The injection is given to you by your Doctor once every 12 weeks, and works by releasing the hormone progestogen into the body very slowly over the 12 weeks, which prevents ovulation.
According to the Irish website thinkcontraception.ie, the injection is over 99% effective once it’s given regularly. This makes it one of the most reliable forms of contraception for women. If you are given the injection within the first seven days after the start of your period, you are protected from pregnancy straight away. Otherwise, a backup form of contraception such as a condom should be used for the first week after getting the injection.
Most women can use the injection as a form of contraception, however it is not recommended for people who have liver disease, breast cancer or blood clots. However, because it does not contain the hormone oestrogen, this means that it can be used by women who smoke or have high blood pressure.
When considering using the injection as your choice of contraception, it’s important to think about both the advantages and the disadvantages. The main reason that women choose the injection is because it’s convenient; there’s no hassle of remembering to take a pill every day. It’s not something that you can forget to take, so as long as you have a doctor’s appointment booked when your 12 weeks are finished you’re pretty safe.
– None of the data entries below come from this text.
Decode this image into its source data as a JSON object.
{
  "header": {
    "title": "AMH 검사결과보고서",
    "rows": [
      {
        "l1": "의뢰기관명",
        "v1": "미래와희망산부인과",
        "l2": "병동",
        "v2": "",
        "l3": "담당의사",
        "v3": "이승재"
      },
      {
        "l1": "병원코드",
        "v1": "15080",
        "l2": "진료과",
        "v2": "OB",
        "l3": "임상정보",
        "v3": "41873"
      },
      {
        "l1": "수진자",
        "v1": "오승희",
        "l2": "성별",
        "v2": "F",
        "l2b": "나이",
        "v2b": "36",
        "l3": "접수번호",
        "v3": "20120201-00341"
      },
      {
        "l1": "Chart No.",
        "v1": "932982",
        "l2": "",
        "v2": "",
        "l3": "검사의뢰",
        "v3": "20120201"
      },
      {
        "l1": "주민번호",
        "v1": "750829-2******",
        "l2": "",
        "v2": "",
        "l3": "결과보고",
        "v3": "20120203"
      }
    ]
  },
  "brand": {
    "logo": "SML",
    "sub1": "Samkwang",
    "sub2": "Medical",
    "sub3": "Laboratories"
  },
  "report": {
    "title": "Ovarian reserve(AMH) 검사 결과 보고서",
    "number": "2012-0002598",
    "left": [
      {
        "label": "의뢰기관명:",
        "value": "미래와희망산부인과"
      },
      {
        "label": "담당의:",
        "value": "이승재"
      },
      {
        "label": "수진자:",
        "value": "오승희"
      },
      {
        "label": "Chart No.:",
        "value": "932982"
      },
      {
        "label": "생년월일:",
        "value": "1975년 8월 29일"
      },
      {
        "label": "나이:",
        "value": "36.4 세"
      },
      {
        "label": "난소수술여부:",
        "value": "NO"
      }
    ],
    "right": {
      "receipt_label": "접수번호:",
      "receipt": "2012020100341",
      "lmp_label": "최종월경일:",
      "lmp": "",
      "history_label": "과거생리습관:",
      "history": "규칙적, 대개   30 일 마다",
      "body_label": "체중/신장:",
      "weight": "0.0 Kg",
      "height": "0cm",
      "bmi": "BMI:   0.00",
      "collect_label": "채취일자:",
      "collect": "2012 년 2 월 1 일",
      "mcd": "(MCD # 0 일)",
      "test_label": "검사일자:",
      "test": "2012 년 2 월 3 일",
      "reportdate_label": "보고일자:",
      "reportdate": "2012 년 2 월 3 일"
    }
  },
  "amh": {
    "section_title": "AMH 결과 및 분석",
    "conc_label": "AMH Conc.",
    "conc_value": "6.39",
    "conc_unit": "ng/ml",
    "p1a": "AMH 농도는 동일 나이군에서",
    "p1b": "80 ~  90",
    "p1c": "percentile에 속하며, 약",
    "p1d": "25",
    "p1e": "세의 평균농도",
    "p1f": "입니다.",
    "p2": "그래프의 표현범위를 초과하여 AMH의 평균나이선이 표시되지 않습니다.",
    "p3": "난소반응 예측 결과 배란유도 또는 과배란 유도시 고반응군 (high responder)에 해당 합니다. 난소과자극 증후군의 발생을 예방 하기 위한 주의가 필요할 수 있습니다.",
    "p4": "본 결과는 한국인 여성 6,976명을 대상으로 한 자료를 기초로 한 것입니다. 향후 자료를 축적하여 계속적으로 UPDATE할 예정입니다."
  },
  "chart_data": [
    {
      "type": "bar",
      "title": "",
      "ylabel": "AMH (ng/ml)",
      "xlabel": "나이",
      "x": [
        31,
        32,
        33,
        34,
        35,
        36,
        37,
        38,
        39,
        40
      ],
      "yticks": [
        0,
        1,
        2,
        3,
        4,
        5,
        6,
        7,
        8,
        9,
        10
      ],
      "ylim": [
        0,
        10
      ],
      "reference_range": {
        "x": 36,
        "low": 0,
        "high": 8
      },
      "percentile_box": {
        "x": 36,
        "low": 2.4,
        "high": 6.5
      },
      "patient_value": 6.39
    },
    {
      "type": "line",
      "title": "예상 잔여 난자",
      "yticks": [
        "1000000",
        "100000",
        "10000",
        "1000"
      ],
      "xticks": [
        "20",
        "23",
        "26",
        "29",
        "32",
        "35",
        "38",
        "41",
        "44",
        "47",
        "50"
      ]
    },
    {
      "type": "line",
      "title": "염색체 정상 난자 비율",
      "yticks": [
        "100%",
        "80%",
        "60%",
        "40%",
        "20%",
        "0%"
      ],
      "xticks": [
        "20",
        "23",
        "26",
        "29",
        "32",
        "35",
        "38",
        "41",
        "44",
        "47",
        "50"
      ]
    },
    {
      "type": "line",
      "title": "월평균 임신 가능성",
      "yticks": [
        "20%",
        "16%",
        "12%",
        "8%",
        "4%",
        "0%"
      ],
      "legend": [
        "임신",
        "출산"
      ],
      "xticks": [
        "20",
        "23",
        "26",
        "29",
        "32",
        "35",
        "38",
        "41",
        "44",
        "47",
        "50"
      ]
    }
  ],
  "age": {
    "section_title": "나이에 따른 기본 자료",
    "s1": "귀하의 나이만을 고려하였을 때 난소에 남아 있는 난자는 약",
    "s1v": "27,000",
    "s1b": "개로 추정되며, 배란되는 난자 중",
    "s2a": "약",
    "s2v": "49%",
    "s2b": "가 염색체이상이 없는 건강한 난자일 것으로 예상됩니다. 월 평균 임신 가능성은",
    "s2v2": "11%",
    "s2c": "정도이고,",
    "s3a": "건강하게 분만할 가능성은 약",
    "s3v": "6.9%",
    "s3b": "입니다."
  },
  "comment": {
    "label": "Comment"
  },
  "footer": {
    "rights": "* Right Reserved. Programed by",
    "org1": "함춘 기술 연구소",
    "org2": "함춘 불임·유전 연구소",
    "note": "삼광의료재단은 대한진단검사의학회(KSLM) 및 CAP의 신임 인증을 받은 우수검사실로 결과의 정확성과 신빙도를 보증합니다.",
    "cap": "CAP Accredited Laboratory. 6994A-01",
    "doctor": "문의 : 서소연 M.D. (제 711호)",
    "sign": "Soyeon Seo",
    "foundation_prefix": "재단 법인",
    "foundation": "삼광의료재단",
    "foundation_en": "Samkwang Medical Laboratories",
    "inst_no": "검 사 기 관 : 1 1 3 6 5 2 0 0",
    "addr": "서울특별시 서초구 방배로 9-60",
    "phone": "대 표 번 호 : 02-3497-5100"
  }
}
Also, there’s no pause in the middle of sex because the injection has been given beforehand, so there’s no interruptions. It can help to prevent cancer of the womb and is also a very private form of contraception; there are no wrappers or evidence that some people may find embarrassing.
One thing that can put many people off the injection is that it can cause irregular bleeding. Although this stops after a while, it can persist for a number of months and put women off having sex altogether.
Something that is also seen as a disadvantage for some people is the price. If you don’t have a medical card it can be expensive and this can be a huge inconvenience, especially to college students.
As well as irregular bleeding, the injection has a long list of possible side effects such as weight gain, change in sex drive, depression and nausea, which cannot be immediately reversed if experienced in the first few weeks after getting the injection.
The injection does not prevent against STD’s, so it should always be used with a condom unless you know about your partner’s sexual history. No method of contraception is 100% effective and it’s important to remember this when you’re planning on having sex.
I am not a doctor or trained medical professional, so for any worries or clarification don’t be afraid to make an appointment in your local doctor’s office.